New models of philanthropy
Boulton, who himself is recovering from cancer treatment, is now driving another key step change in how the trust operates. Having experienced first hand how long it takes for a new hospital to be delivered, the trust is now working directly with a charity which supports the elderly to deliver new sites for dementia care.
“We’re moving upstream by adding a completely different charitable model where we’ll buy the site, build the building and lease the building to the charity for dementia care. That’s an investment of around £4m,” Boulton says. “That makes it happen more quickly and we’re here forever – we’re not going to sell the building.”

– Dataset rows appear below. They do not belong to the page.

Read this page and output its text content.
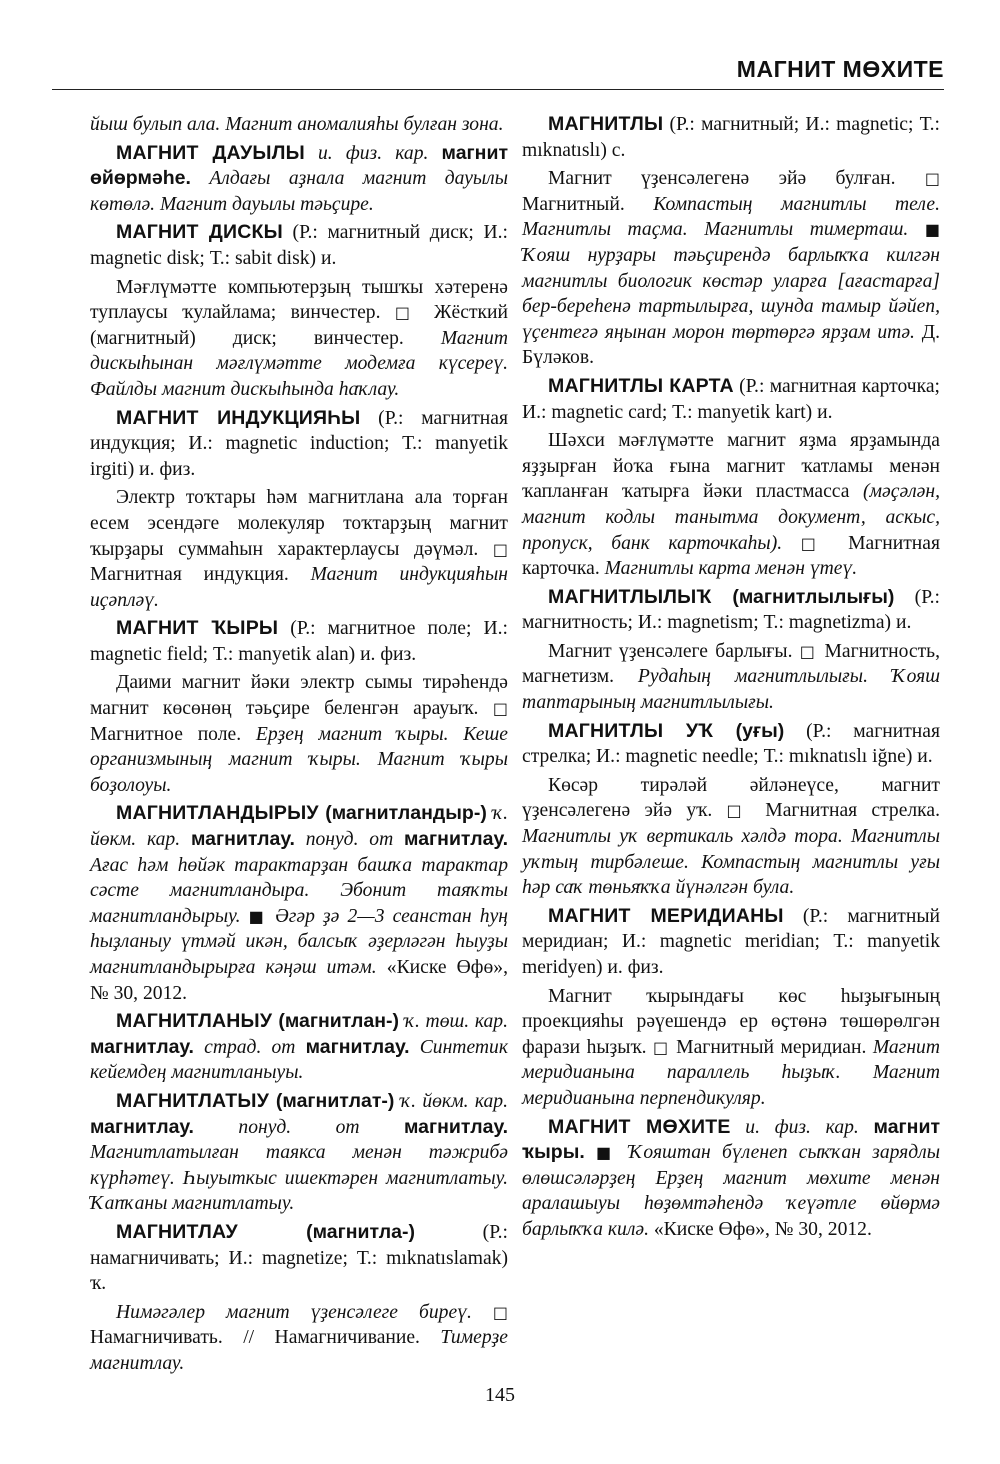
МАГНИТ МӨХИТЕ

йыш булып ала. Магнит аномалияһы булған зона.

МАГНИТ ДАУЫЛЫ и. физ. кар. магнит өйөрмәһе. Алдағы аҙнала магнит дауылы көтөлә. Магнит дауылы тәьҫире.

МАГНИТ ДИСКЫ (Р.: магнитный диск; И.: magnetic disk; Т.: sabit disk) и.

Мәғлүмәтте компьютерҙың тышҡы хәтеренә туплаусы ҡулайлама; винчестер. □ Жёсткий (магнитный) диск; винчестер. Магнит дискыһынан мәғлүмәтте модемға күсереү. Файлды магнит дискыһында һаҡлау.

МАГНИТ ИНДУКЦИЯҺЫ (Р.: магнитная индукция; И.: magnetic induction; Т.: manyetik irgiti) и. физ.

Электр тоҡтары һәм магнитлана ала торған есем эсендәге молекуляр тоҡтарҙың магнит ҡырҙары суммаһын характерлаусы дәүмәл. □ Магнитная индукция. Магнит индукцияһын иҫәпләү.

МАГНИТ ҠЫРЫ (Р.: магнитное поле; И.: magnetic field; Т.: manyetik alan) и. физ.

Даими магнит йәки электр сымы тирәһендә магнит көсөнөң тәьҫире беленгән арауыҡ. □ Магнитное поле. Ерҙең магнит ҡыры. Кеше организмының магнит ҡыры. Магнит ҡыры боҙолоуы.

МАГНИТЛАНДЫРЫУ (магнитландыр-) ҡ. йөкм. кар. магнитлау. понуд. от магнитлау. Ағас һәм һөйәк тарактарҙан башҡа тарактар сәсте магнитландыра. Эбонит таяҡты магнитландырыу. ■ Әгәр ҙә 2—3 сеанстан һуң һыҙланыу үтмәй икән, балсыҡ әҙерләгән һыуҙы магнитландырырға кәңәш итәм. «Киске Өфө», № 30, 2012.

МАГНИТЛАНЫУ (магнитлан-) ҡ. төш. кар. магнитлау. страд. от магнитлау. Синтетик кейемдең магнитланыуы.

МАГНИТЛАТЫУ (магнитлат-) ҡ. йөкм. кар. магнитлау. понуд. от магнитлау. Магнитлатылған таякса менән тәжрибә күрһәтеү. Һыуыткыс ишектәрен магнитлатыу. Ҡапҡаны магнитлатыу.

МАГНИТЛАУ (магнитла-) (Р.: намагничивать; И.: magnetize; Т.: mıknatıslamak) ҡ.

Нимәгәлер магнит үҙенсәлеге биреү. □ Намагничивать. // Намагничивание. Тимерҙе магнитлау.

МАГНИТЛЫ (Р.: магнитный; И.: magnetic; Т.: mıknatıslı) с.

Магнит үҙенсәлегенә эйә булған. □ Магнитный. Компастың магнитлы теле. Магнитлы таҫма. Магнитлы тимерташ. ■ Ҡояш нурҙары тәьҫирендә барлыҡҡа килгән магнитлы биологик көстәр уларға [ағастарға] бер-береһенә тартылырға, шунда тамыр йәйеп, үҫентегә яңынан морон төртөргә ярҙам итә. Д. Бүләков.

МАГНИТЛЫ КАРТА (Р.: магнитная карточка; И.: magnetic card; Т.: manyetik kart) и.

Шәхси мәғлүмәтте магнит яҙма ярҙамында яҙҙырған йоҡа ғына магнит ҡатламы менән ҡапланған ҡатырға йәки пластмасса (мәҫәлән, магнит кодлы танытма документ, аскыс, пропуск, банк карточкаһы). □ Магнитная карточка. Магнитлы карта менән үтеү.

МАГНИТЛЫЛЫҠ (магнитлылығы) (Р.: магнитность; И.: magnetism; Т.: magnetizma) и.

Магнит үҙенсәлеге барлығы. □ Магнитность, магнетизм. Рудаһың магнитлылығы. Ҡояш таптарының магнитлылығы.

МАГНИТЛЫ УҠ (уғы) (Р.: магнитная стрелка; И.: magnetic needle; Т.: mıknatıslı iğne) и.

Көсәр тирәләй әйләнеүсе, магнит үҙенсәлегенә эйә уҡ. □ Магнитная стрелка. Магнитлы уҡ вертикаль хәлдә тора. Магнитлы уҡтың тирбәлеше. Компастың магнитлы уғы һәр саҡ төньяҡҡа йүнәлгән була.

МАГНИТ МЕРИДИАНЫ (Р.: магнитный меридиан; И.: magnetic meridian; Т.: manyetik meridyen) и. физ.

Магнит ҡырындағы көс һыҙығының проекцияһы рәүешендә ер өҫтөнә төшөрөлгән фарази һыҙыҡ. □ Магнитный меридиан. Магнит меридианына параллель һыҙыҡ. Магнит меридианына перпендикуляр.

МАГНИТ МӨХИТЕ и. физ. кар. магнит ҡыры. ■ Ҡояштан бүленеп сыҡҡан зарядлы өлөшсәләрҙең Ерҙең магнит мөхите менән аралашыуы һөҙөмтәһендә ҡеүәтле өйөрмә барлыҡҡа килә. «Киске Өфө», № 30, 2012.

145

Despite its success, Greenham Trust’s asset management model seems little known – even in the charitable sector. Boulton hopes to change that with an idea he developed during the pandemic.
Together with property director Rupert Holtby and finance director Oonagh Dockley, he has set up consultancy RED-Phil, which stands for Real Estate Driven Philanthropy.
RED-Phil hopes to work with owners of surplus or underutilised assets such as local authorities, the MoD and educational establishments. Selling off parts of larger sites for residential development could still leave enough residual land to generate income for charitable causes, he says.
The aim is to share their expertise across development, investment, and management, all the way through to distribution of the surplus.
“We’re mindful that we have something unique here at Greenham,” Boulton says. “But there is an opportunity to take a more philanthropic view for local authorities and even the MoD.”